Up to 20,000 jobs could be at risk among Britain’s automotive suppliers following Vauxhall’s shock announcement on Tuesday that it is to cease car production at its Luton plant in 2002. In a letter to Tony Blair this week, tooling suppliers warned of massive knock-on effects from the closure within the industry’s supply chain.
The prime minister was told that many suppliers within the industry had geared their production to the specific just-in-time supply needs of the Luton plant and would find it difficult to find replacement business before the closure of the plant in 15 months time.The letter called for government action to stem the slide in UK manufacturing which it said had been made worse recently by the announcement that Ford was to stop car production at Dagenham and by continuing worries over whether Nissan would build its new Micra at Sunderland.
Chief executive of the Gauge and Toolmakers’ Association Steve Eyles told The Engineer: ‘The impact is frightening. I think the mentality of these corporate giants is scandalous — that they can create partnerships and then walk away from them on a whim.’
Vauxhall chairman and chief executive Nick Reilly blamed over-capacity in Europe for the decision to reduce Luton to van and off-road vehicle production and concentrate UK car production at its Ellesmere Port plant, with the loss of 2000 jobs at Luton.
Production of the Vectra at Luton will be scaled down to one shift next year and cease altogether by early 2002. Ellesmere Port will continue to produce the Astra.
But Reilly said Vauxhall, which is owned by General Motors, was looking at turning that plant into a two model ‘flex-plant’ potentially capable of bidding for the next generation Vectra. Opel’s Vectra plant in Germany is currently favourite for the new model. GM said it would reduce capacity across all its European plants by 40,000 units a year by 2004.
Professor Peter Cooke, head of the Centre for Auto Industries at Nottingham Business School, Nottingham Trent University, said the major impact of Vauxhall’s decision would be felt as GM increased sourcing components from within the eurozone. ‘To be competitive now, companies in the UK have to be 25% more productive than companies in Europe, which is a physical impossibility,’ he said.
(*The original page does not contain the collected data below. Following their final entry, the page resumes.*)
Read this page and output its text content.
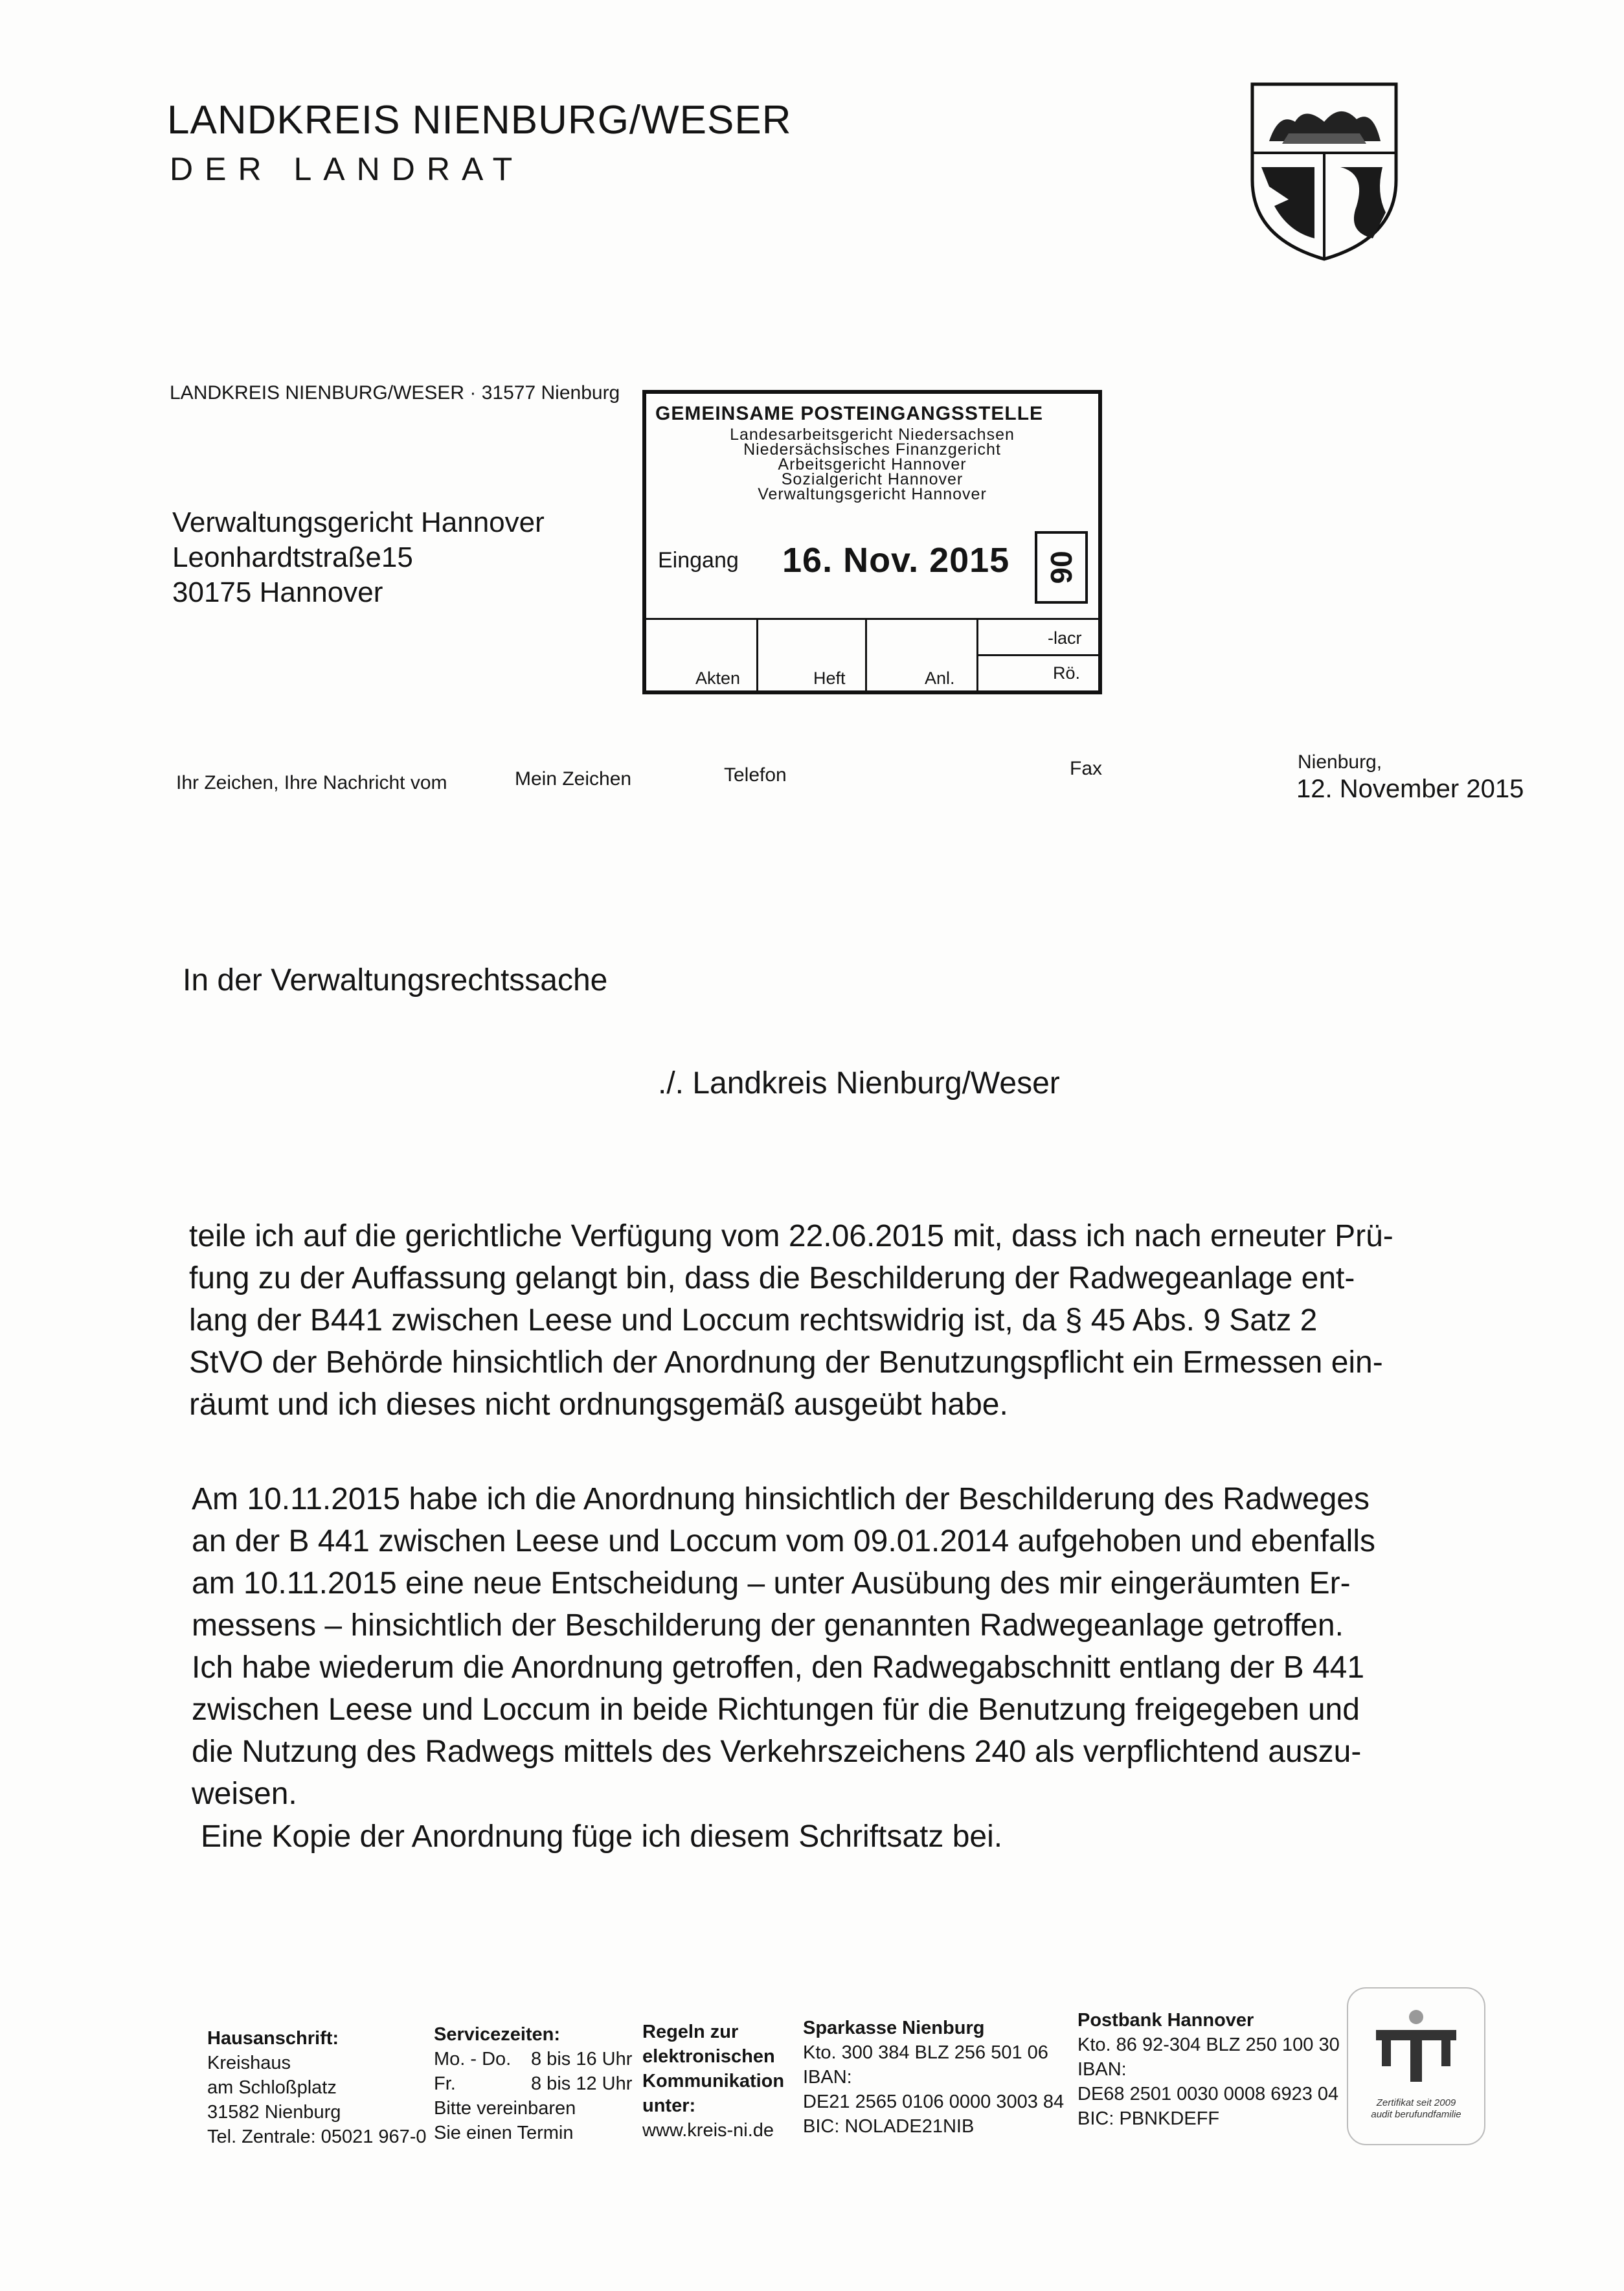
LANDKREIS NIENBURG/WESER
DER LANDRAT
LANDKREIS NIENBURG/WESER · 31577 Nienburg
Verwaltungsgericht Hannover
Leonhardtstraße15
30175 Hannover
GEMEINSAME POSTEINGANGSSTELLE
Landesarbeitsgericht Niedersachsen
Niedersächsisches Finanzgericht
Arbeitsgericht Hannover
Sozialgericht Hannover
Verwaltungsgericht Hannover
Eingang 16. Nov. 2015 06
Akten	Heft	Anl.
-lacr
Rö.
Ihr Zeichen, Ihre Nachricht vom	Mein Zeichen	Telefon	Fax	Nienburg,
12. November 2015
In der Verwaltungsrechtssache
./. Landkreis Nienburg/Weser
teile ich auf die gerichtliche Verfügung vom 22.06.2015 mit, dass ich nach erneuter Prü-
fung zu der Auffassung gelangt bin, dass die Beschilderung der Radwegeanlage ent-
lang der B441 zwischen Leese und Loccum rechtswidrig ist, da § 45 Abs. 9 Satz 2
StVO der Behörde hinsichtlich der Anordnung der Benutzungspflicht ein Ermessen ein-
räumt und ich dieses nicht ordnungsgemäß ausgeübt habe.
Am 10.11.2015 habe ich die Anordnung hinsichtlich der Beschilderung des Radweges
an der B 441 zwischen Leese und Loccum vom 09.01.2014 aufgehoben und ebenfalls
am 10.11.2015 eine neue Entscheidung – unter Ausübung des mir eingeräumten Er-
messens – hinsichtlich der Beschilderung der genannten Radwegeanlage getroffen.
Ich habe wiederum die Anordnung getroffen, den Radwegabschnitt entlang der B 441
zwischen Leese und Loccum in beide Richtungen für die Benutzung freigegeben und
die Nutzung des Radwegs mittels des Verkehrszeichens 240 als verpflichtend auszu-
weisen.
Eine Kopie der Anordnung füge ich diesem Schriftsatz bei.
Hausanschrift:
Kreishaus
am Schloßplatz
31582 Nienburg
Tel. Zentrale: 05021 967-0
Servicezeiten:
Mo. - Do. 8 bis 16 Uhr
Fr.	8 bis 12 Uhr
Bitte vereinbaren
Sie einen Termin
Regeln zur
elektronischen
Kommunikation
unter:
www.kreis-ni.de
Sparkasse Nienburg
Kto. 300 384 BLZ 256 501 06
IBAN:
DE21 2565 0106 0000 3003 84
BIC: NOLADE21NIB
Postbank Hannover
Kto. 86 92-304 BLZ 250 100 30
IBAN:
DE68 2501 0030 0008 6923 04
BIC: PBNKDEFF
Zertifikat seit 2009
audit berufundfamilie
Doubts grow over Micra future
Fears that Nissan is about to shift production of the Micra to France grew this week with news that a UK government ‘sweetener’ will not be cleared in time for a key decision on the future of the model.
The Nissan board, headed by president Garlos Ghosn, a former chief operating officer of Renault, will decide in January whether the next generation Micra will be produced at Sunderland or at Renault’s Flins plant in France. This week the European Commission said that it was doubtful it would rule on the UK government’s £40m grant in time for the meeting.
Nissan has said that it will decide on the location of the plant irrespective of whether there is a commission ruling.
Industry observers believe that the company would find it impossible to justify the near £200m investment at Sunderland without the aid package.
The loss of the Micra to Flins would mean the axing of up to 1,300 jobs from Nissan’s 5,000 Sunderland workforce and reducing it to a two-model factory, producing the Primera and the Almera.
Despite being the most efficient car plant in Europe, Sunderland has to find 30% cost savings during the current financial year to offset the burden imposed by the low value of the euro against sterling.